The opening line isn’t about just any first weekend in December. For a generation of Americans, it is the weekend in December which she is describing; the only opening week of that tumultuous month which most will ever remember. This is the weekend on which a force of Japanese planes attacked Pearl Harbor, sinking multiple ships, killing thousands and drawing America into World War II. Even more so than most Americans, Japanese-American are likely to recall that momentous week in 1941 for it drew them into two different wars: the one against the Japanese and the one shortly to be conducted against them by the United States government.
The house we lived in was nothing more than a shack, a barracks with single plank walls and rough wooden floors, like the cheapest kind of migrant workers’ housing.
Due to suspicion of conflicting loyalties, many Japanese-Americans were uprooted from their homes—their very lives—and forced to live in internment camps. Notably, however, the same was not require of German-Americans even though the country had also declared on that country in the fight against Hitler. What the narrator is describing here are the living conditions that these people—law-abiding citizens or legal residents of the United States who had committed absolutely no crime nor done anything to generate plausible suspicion that they might be agents of Japan working at odds with the American war policies.
"When your mother and your father are having a fight do you want them to kill each other? Or do you just want them to stop fighting?”
Which is not to suggest that those in the internment camps who were the first generation to immigrate to America did not feel a sense of loyalty to their homeland. At one point, the narrator’s father is directly confronted with the question of which side he hopes will emerge victorious when the war ends: Japan or American; his native country or his adopted country. It is, of course, a distinctly unfair question and is more indicative of what the questioner wants to think than anything else. Mr. Wakatsuki differs in his response from many others in his situation who know well enough that the question is being asked to get a specific response. The response the narrator’s father provides is not only more honest, perhaps, but indicative of the betrayal he feels at even being asked.

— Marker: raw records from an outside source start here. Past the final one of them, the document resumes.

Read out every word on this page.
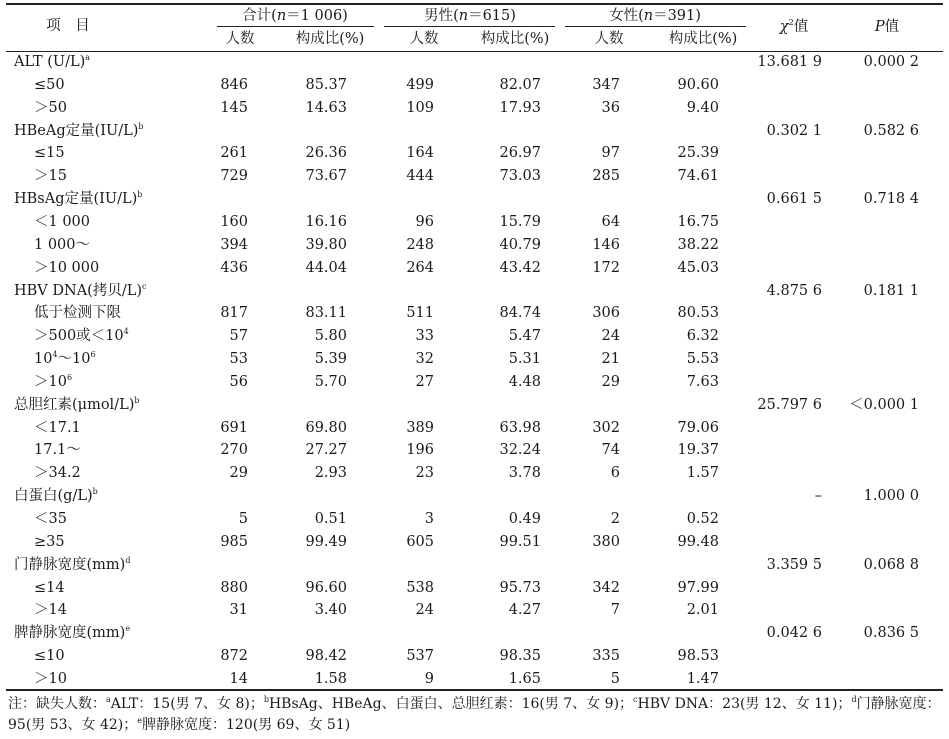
项　目
合计(n＝1 006)	男性(n＝615)	女性(n＝391)
人数	构成比(%)	人数	构成比(%)	人数	构成比(%)
$\chi^2$值	P值
ALT $(U/L)^a$	13.681 9	0.000 2
≤50	846	85.37	499	82.07	347	90.60
＞50	145	14.63	109	17.93	36	9.40
HBeAg定量$(IU/L)^b$	0.302 1	0.582 6
≤15	261	26.36	164	26.97	97	25.39
＞15	729	73.67	444	73.03	285	74.61
HBsAg定量$(IU/L)^b$	0.661 5	0.718 4
＜1 000	160	16.16	96	15.79	64	16.75
1 000～	394	39.80	248	40.79	146	38.22
＞10 000	436	44.04	264	43.42	172	45.03
HBV DNA(拷贝/L)$^c$	4.875 6	0.181 1
低于检测下限	817	83.11	511	84.74	306	80.53
＞500或$<10^4$	57	5.80	33	5.47	24	6.32
$10^4\sim 10^6$	53	5.39	32	5.31	21	5.53
$>10^6$	56	5.70	27	4.48	29	7.63
总胆红素$(\mu mol/L)^b$	25.797 6 ＜0.000 1
＜17.1	691	69.80	389	63.98	302	79.06
17.1～	270	27.27	196	32.24	74	19.37
＞34.2	29	2.93	23	3.78	6	1.57
白蛋白$(g/L)^b$	–	1.000 0
＜35	5	0.51	3	0.49	2	0.52
≥35	985	99.49	605	99.51	380	99.48
门静脉宽度(mm)$^d$	3.359 5	0.068 8
≤14	880	96.60	538	95.73	342	97.99
＞14	31	3.40	24	4.27	7	2.01
脾静脉宽度(mm)$^e$	0.042 6	0.836 5
≤10	872	98.42	537	98.35	335	98.53
＞10	14	1.58	9	1.65	5	1.47
注：缺失人数：$^a$ALT：15(男 7、女 8)；$^b$HBsAg、HBeAg、白蛋白、总胆红素：16(男 7、女 9)；$^c$HBV DNA：23(男 12、女 11)；$^d$门静脉宽度：
95(男 53、女 42)；$^e$脾静脉宽度：120(男 69、女 51)
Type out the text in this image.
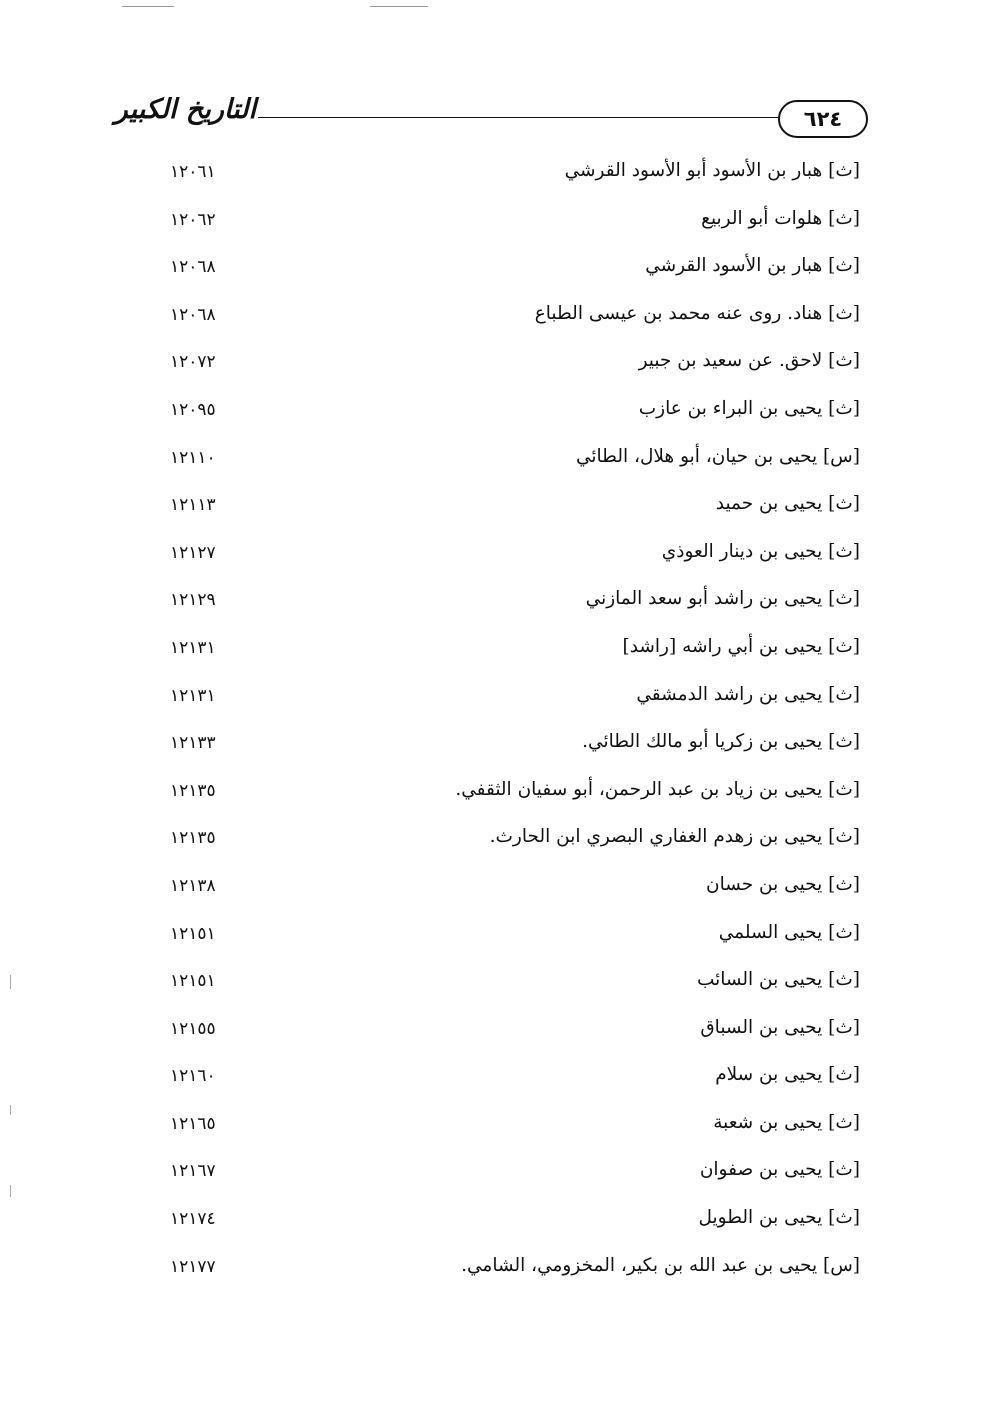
٦٢٤
التاريخ الكبير
[ث] هبار بن الأسود أبو الأسود القرشي
١٢٠٦١
[ث] هلوات أبو الربيع
١٢٠٦٢
[ث] هبار بن الأسود القرشي
١٢٠٦٨
[ث] هناد. روى عنه محمد بن عيسى الطباع
١٢٠٦٨
[ث] لاحق. عن سعيد بن جبير
١٢٠٧٢
[ث] يحيى بن البراء بن عازب
١٢٠٩٥
[س] يحيى بن حيان، أبو هلال، الطائي
١٢١١٠
[ث] يحيى بن حميد
١٢١١٣
[ث] يحيى بن دينار العوذي
١٢١٢٧
[ث] يحيى بن راشد أبو سعد المازني
١٢١٢٩
[ث] يحيى بن أبي راشه [راشد]
١٢١٣١
[ث] يحيى بن راشد الدمشقي
١٢١٣١
[ث] يحيى بن زكريا أبو مالك الطائي.
١٢١٣٣
[ث] يحيى بن زياد بن عبد الرحمن، أبو سفيان الثقفي.
١٢١٣٥
[ث] يحيى بن زهدم الغفاري البصري ابن الحارث.
١٢١٣٥
[ث] يحيى بن حسان
١٢١٣٨
[ث] يحيى السلمي
١٢١٥١
[ث] يحيى بن السائب
١٢١٥١
[ث] يحيى بن السباق
١٢١٥٥
[ث] يحيى بن سلام
١٢١٦٠
[ث] يحيى بن شعبة
١٢١٦٥
[ث] يحيى بن صفوان
١٢١٦٧
[ث] يحيى بن الطويل
١٢١٧٤
[س] يحيى بن عبد الله بن بكير، المخزومي، الشامي.
١٢١٧٧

I see a young, beautifully blond and blue-eyed high school girl moving through a room full of others her own age, much admired by everyone, men and women both, myself included, as I watch through a window. I feel no malice toward this girl. I don’t envy her. Watching, I am simply emptied...

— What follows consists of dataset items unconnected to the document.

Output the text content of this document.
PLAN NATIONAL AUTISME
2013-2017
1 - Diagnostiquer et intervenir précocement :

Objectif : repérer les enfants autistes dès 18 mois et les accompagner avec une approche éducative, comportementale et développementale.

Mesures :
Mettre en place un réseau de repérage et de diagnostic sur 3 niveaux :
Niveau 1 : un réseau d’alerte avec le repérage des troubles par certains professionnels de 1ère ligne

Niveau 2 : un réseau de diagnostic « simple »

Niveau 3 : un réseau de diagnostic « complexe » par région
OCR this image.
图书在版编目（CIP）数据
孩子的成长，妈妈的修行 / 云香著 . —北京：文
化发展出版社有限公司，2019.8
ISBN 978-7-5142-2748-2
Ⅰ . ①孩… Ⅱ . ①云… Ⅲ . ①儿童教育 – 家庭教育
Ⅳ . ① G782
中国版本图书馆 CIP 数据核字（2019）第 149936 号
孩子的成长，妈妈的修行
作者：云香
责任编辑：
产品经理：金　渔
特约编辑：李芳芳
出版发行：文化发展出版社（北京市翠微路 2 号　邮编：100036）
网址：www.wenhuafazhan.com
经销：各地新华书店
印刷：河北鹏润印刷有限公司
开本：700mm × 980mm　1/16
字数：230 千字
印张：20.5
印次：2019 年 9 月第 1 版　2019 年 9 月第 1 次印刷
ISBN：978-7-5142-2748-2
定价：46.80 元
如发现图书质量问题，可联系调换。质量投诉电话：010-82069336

This quote occurs toward the end of the book as the narrator, now grown, reflects upon her experiences in the internment camp and the process of attempting to assimilate back into normalcy after the war. Except, it is not an actual memory itself, this vision of watching the beautiful blond girl. What she is describing here is an image from a recurring dream. The empty feeling—or rather the feeling of being emptied—is expressed in the dream through inaction: she desperately wants to cry out in some way; to express the reasoning behind that emptiness, but even that is denied her. And what is it that she tries, but fails to cry out even in her dream? The realization engendered by her horrific experience that this girl who is a visual representation of her physical opposite is also something much greater: “she is something I can never be, some possibility in my life that can never be fulfilled.”